Never underestimate the power of the multitasking mom. She's learning stuff, you know. Almost ready to take over the world. Or, will be once the ringing in my ears stops from this morning's killer tantrum ... now let's go confab with some other parents to strategize how to deal with the next one ...

Competent.

8 comments:

Beck said...

It's funny - there's this huge difference between what we THINK will make us happy in life and the oddly banal things that actually do end up making us happier. Competency - the adult ability to handle things - is one of the biggest balwarks of happiness that I know.

Jennifer (ponderosa) said...

I feel less competent, more fearful and more insecure. I feel like almost every day I run up against something else I ought to know about/know how to do but don't, or feel in danger of losing something dear to me. Like a parent or a house... It was in my early 20s, when I moved overseas and miraculously didn't die, that I felt most competent.

I envy your self-confidence!

S said...

I love this.

I don't think practical competencies should be underestimated.

Relatedly, being "street smart" is as important an intelligence as any of the proposed intelligences...

Bea said...

Wait, you mean those gouges in the trim can be FIXED?

Mandy said...

Someone told me that your thirties are amazing, but the forties, hold on. World domination can happen in that decade.

I hope that's true as I run full tilt to that decade.

alejna said...

Go you! That is an impressive set of abilities.

Maybe it's just the day (and this old that's fogged up my head), but I feel like the most I can manage is to come up with excuses for why I'm not getting stuff done.

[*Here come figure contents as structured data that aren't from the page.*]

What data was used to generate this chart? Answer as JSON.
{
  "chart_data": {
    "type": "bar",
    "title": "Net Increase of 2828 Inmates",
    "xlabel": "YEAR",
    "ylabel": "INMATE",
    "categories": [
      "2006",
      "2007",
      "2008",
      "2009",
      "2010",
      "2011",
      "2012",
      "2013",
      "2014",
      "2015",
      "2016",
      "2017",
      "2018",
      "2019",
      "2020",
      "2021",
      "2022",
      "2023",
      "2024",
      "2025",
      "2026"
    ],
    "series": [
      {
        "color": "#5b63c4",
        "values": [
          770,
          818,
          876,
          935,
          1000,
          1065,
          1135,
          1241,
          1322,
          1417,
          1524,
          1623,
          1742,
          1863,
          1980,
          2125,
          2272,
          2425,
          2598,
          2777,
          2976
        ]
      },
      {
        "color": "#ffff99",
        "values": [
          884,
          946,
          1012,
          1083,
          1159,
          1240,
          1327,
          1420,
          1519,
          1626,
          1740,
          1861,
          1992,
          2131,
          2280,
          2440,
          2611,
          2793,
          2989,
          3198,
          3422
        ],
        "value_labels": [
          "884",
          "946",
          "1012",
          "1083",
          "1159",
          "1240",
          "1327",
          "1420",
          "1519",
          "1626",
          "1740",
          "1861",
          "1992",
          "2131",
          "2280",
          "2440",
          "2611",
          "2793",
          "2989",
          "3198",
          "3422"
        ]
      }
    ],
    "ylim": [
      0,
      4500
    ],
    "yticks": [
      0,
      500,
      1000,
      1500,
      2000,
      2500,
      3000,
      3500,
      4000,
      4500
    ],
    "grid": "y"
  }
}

It would probably helped my mood to work on a list of figuring what competencies I have actually developed. (It would also keep me from doing my work...)

Cheryl said...

I think that it's awesome that you actually hem pants, that kind of thing throws me over the edge.

I do feel competent on most days-until the three of mine team up and try to overthrow me!

Very nice post, it's inspiring!

Jessica B. Howell said...

Great post - you inspire me in moments like this.